La società di recupero crediti cessionaria è tenuta, innanzitutto, a fornirle la lettera di cessione del credito, con la quale il debitore accerta che chi richiede il pagamento del credito sia effettivamente il nuovo legittimo creditore.

Inoltre, la società di recupero crediti cessionaria è tenuta ad esibirle l’estratto conto cronologico dal quale devono risultare le rate non pagate dal debitore principale (il suo ex compagno) e gli interessi moratori applicati, in modo da giustificare la lievitazione del credito da 750 euro a 1.100 euro.

La società di recupero crediti cessionaria dovrebbe notificarle la pretesa con un documento formale, di solito una raccomandata con ricevuta di ritorno.

Non esiste protesto per il debitore principale e per il garante nel caso di un prestito. Nè, men che mai, al creditore conviene pignorare l’auto usata del debitore.
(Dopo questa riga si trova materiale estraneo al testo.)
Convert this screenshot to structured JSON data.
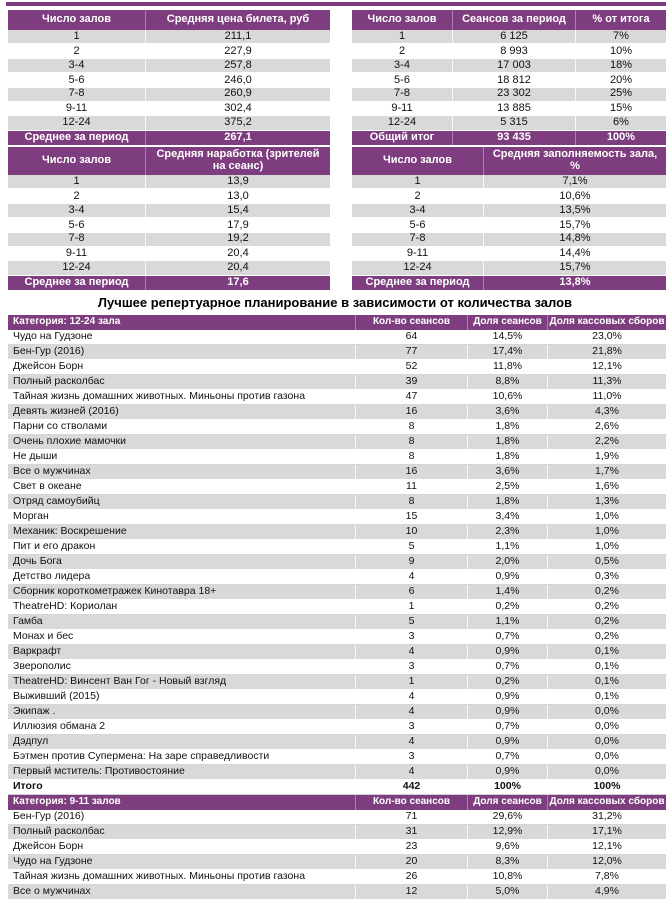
{
  "colors": {
    "accent": "#7E3D7E",
    "row_alt": "#D9D9D9"
  },
  "title": "Лучшее репертуарное планирование в зависимости от количества залов",
  "small_tables": [
    {
      "columns": [
        "Число залов",
        "Средняя цена билета, руб"
      ],
      "rows": [
        [
          "1",
          "211,1"
        ],
        [
          "2",
          "227,9"
        ],
        [
          "3-4",
          "257,8"
        ],
        [
          "5-6",
          "246,0"
        ],
        [
          "7-8",
          "260,9"
        ],
        [
          "9-11",
          "302,4"
        ],
        [
          "12-24",
          "375,2"
        ]
      ],
      "footer": [
        "Среднее за период",
        "267,1"
      ]
    },
    {
      "columns": [
        "Число залов",
        "Сеансов за период",
        "% от итога"
      ],
      "rows": [
        [
          "1",
          "6 125",
          "7%"
        ],
        [
          "2",
          "8 993",
          "10%"
        ],
        [
          "3-4",
          "17 003",
          "18%"
        ],
        [
          "5-6",
          "18 812",
          "20%"
        ],
        [
          "7-8",
          "23 302",
          "25%"
        ],
        [
          "9-11",
          "13 885",
          "15%"
        ],
        [
          "12-24",
          "5 315",
          "6%"
        ]
      ],
      "footer": [
        "Общий итог",
        "93 435",
        "100%"
      ]
    },
    {
      "columns": [
        "Число залов",
        "Средняя наработка (зрителей на сеанс)"
      ],
      "rows": [
        [
          "1",
          "13,9"
        ],
        [
          "2",
          "13,0"
        ],
        [
          "3-4",
          "15,4"
        ],
        [
          "5-6",
          "17,9"
        ],
        [
          "7-8",
          "19,2"
        ],
        [
          "9-11",
          "20,4"
        ],
        [
          "12-24",
          "20,4"
        ]
      ],
      "footer": [
        "Среднее за период",
        "17,6"
      ]
    },
    {
      "columns": [
        "Число залов",
        "Средняя заполняемость зала, %"
      ],
      "rows": [
        [
          "1",
          "7,1%"
        ],
        [
          "2",
          "10,6%"
        ],
        [
          "3-4",
          "13,5%"
        ],
        [
          "5-6",
          "15,7%"
        ],
        [
          "7-8",
          "14,8%"
        ],
        [
          "9-11",
          "14,4%"
        ],
        [
          "12-24",
          "15,7%"
        ]
      ],
      "footer": [
        "Среднее за период",
        "13,8%"
      ]
    }
  ],
  "repertoire_table": {
    "columns": [
      "Кол-во сеансов",
      "Доля сеансов",
      "Доля кассовых сборов"
    ],
    "sections": [
      {
        "category": "Категория: 12-24 зала",
        "rows": [
          [
            "Чудо на Гудзоне",
            "64",
            "14,5%",
            "23,0%"
          ],
          [
            "Бен-Гур (2016)",
            "77",
            "17,4%",
            "21,8%"
          ],
          [
            "Джейсон Борн",
            "52",
            "11,8%",
            "12,1%"
          ],
          [
            "Полный расколбас",
            "39",
            "8,8%",
            "11,3%"
          ],
          [
            "Тайная жизнь домашних животных. Миньоны против газона",
            "47",
            "10,6%",
            "11,0%"
          ],
          [
            "Девять жизней (2016)",
            "16",
            "3,6%",
            "4,3%"
          ],
          [
            "Парни со стволами",
            "8",
            "1,8%",
            "2,6%"
          ],
          [
            "Очень плохие мамочки",
            "8",
            "1,8%",
            "2,2%"
          ],
          [
            "Не дыши",
            "8",
            "1,8%",
            "1,9%"
          ],
          [
            "Все о мужчинах",
            "16",
            "3,6%",
            "1,7%"
          ],
          [
            "Свет в океане",
            "11",
            "2,5%",
            "1,6%"
          ],
          [
            "Отряд самоубийц",
            "8",
            "1,8%",
            "1,3%"
          ],
          [
            "Морган",
            "15",
            "3,4%",
            "1,0%"
          ],
          [
            "Механик: Воскрешение",
            "10",
            "2,3%",
            "1,0%"
          ],
          [
            "Пит и его дракон",
            "5",
            "1,1%",
            "1,0%"
          ],
          [
            "Дочь Бога",
            "9",
            "2,0%",
            "0,5%"
          ],
          [
            "Детство лидера",
            "4",
            "0,9%",
            "0,3%"
          ],
          [
            "Сборник короткометражек Кинотавра 18+",
            "6",
            "1,4%",
            "0,2%"
          ],
          [
            "TheatreHD: Кориолан",
            "1",
            "0,2%",
            "0,2%"
          ],
          [
            "Гамба",
            "5",
            "1,1%",
            "0,2%"
          ],
          [
            "Монах и бес",
            "3",
            "0,7%",
            "0,2%"
          ],
          [
            "Варкрафт",
            "4",
            "0,9%",
            "0,1%"
          ],
          [
            "Зверополис",
            "3",
            "0,7%",
            "0,1%"
          ],
          [
            "TheatreHD: Винсент Ван Гог - Новый взгляд",
            "1",
            "0,2%",
            "0,1%"
          ],
          [
            "Выживший (2015)",
            "4",
            "0,9%",
            "0,1%"
          ],
          [
            "Экипаж .",
            "4",
            "0,9%",
            "0,0%"
          ],
          [
            "Иллюзия обмана 2",
            "3",
            "0,7%",
            "0,0%"
          ],
          [
            "Дэдпул",
            "4",
            "0,9%",
            "0,0%"
          ],
          [
            "Бэтмен против Супермена: На заре справедливости",
            "3",
            "0,7%",
            "0,0%"
          ],
          [
            "Первый мститель: Противостояние",
            "4",
            "0,9%",
            "0,0%"
          ]
        ],
        "total": [
          "Итого",
          "442",
          "100%",
          "100%"
        ]
      },
      {
        "category": "Категория: 9-11 залов",
        "rows": [
          [
            "Бен-Гур (2016)",
            "71",
            "29,6%",
            "31,2%"
          ],
          [
            "Полный расколбас",
            "31",
            "12,9%",
            "17,1%"
          ],
          [
            "Джейсон Борн",
            "23",
            "9,6%",
            "12,1%"
          ],
          [
            "Чудо на Гудзоне",
            "20",
            "8,3%",
            "12,0%"
          ],
          [
            "Тайная жизнь домашних животных. Миньоны против газона",
            "26",
            "10,8%",
            "7,8%"
          ],
          [
            "Все о мужчинах",
            "12",
            "5,0%",
            "4,9%"
          ]
        ]
      }
    ]
  }
}
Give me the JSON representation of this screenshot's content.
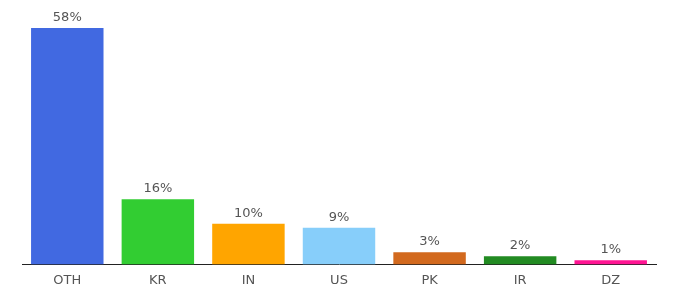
{
  "chart_data": {
    "type": "bar",
    "categories": [
      "OTH",
      "KR",
      "IN",
      "US",
      "PK",
      "IR",
      "DZ"
    ],
    "values": [
      58,
      16,
      10,
      9,
      3,
      2,
      1
    ],
    "value_labels": [
      "58%",
      "16%",
      "10%",
      "9%",
      "3%",
      "2%",
      "1%"
    ],
    "colors": [
      "#4169e1",
      "#32cd32",
      "#ffa500",
      "#87cefa",
      "#d2691e",
      "#228b22",
      "#ff1493"
    ],
    "ylim": [
      0,
      58
    ],
    "grid": false,
    "data_labels": true,
    "tick_labels": "x"
  }
}
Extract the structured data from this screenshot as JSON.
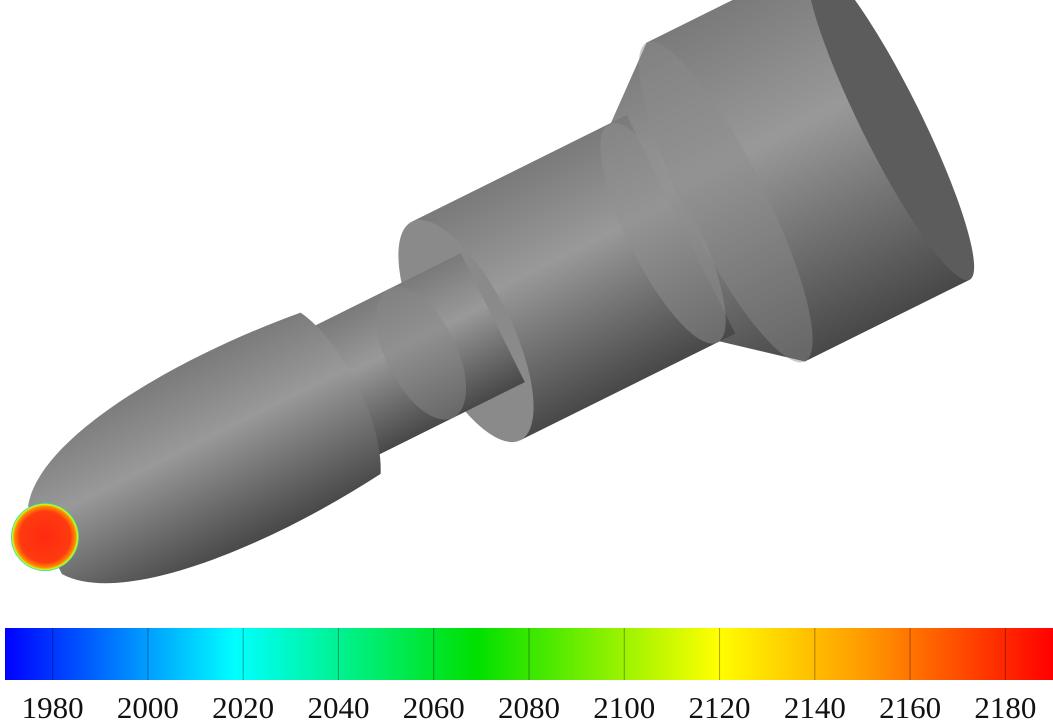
{
  "colorbar": {
    "range": [
      1970,
      2190
    ],
    "ticks": [
      1980,
      2000,
      2020,
      2040,
      2060,
      2080,
      2100,
      2120,
      2140,
      2160,
      2180
    ]
  }
}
Può ottenere un pagamento rateale molto più conveniente, attendendo (se mai ci sarà) un eventuale pignoramento dello stipendio, nella misura del 20% netto della retribuzione da lei mensilmente percepita. In questo modo, anche se al costo di dover corrispondere ulteriori spese giudiziali, avrà la garanzia che tutta la procedura, la relativa documentazione esibita dal creditore e l’importo della pretesa, vengano sottoposti al vaglio di un giudice.

La sua ex suocera può comparire solo indirettamente nella trattativa oppure ad ella va rilasciata un delega, con firma autenticata, per la gestione della specifica posizione debitoria.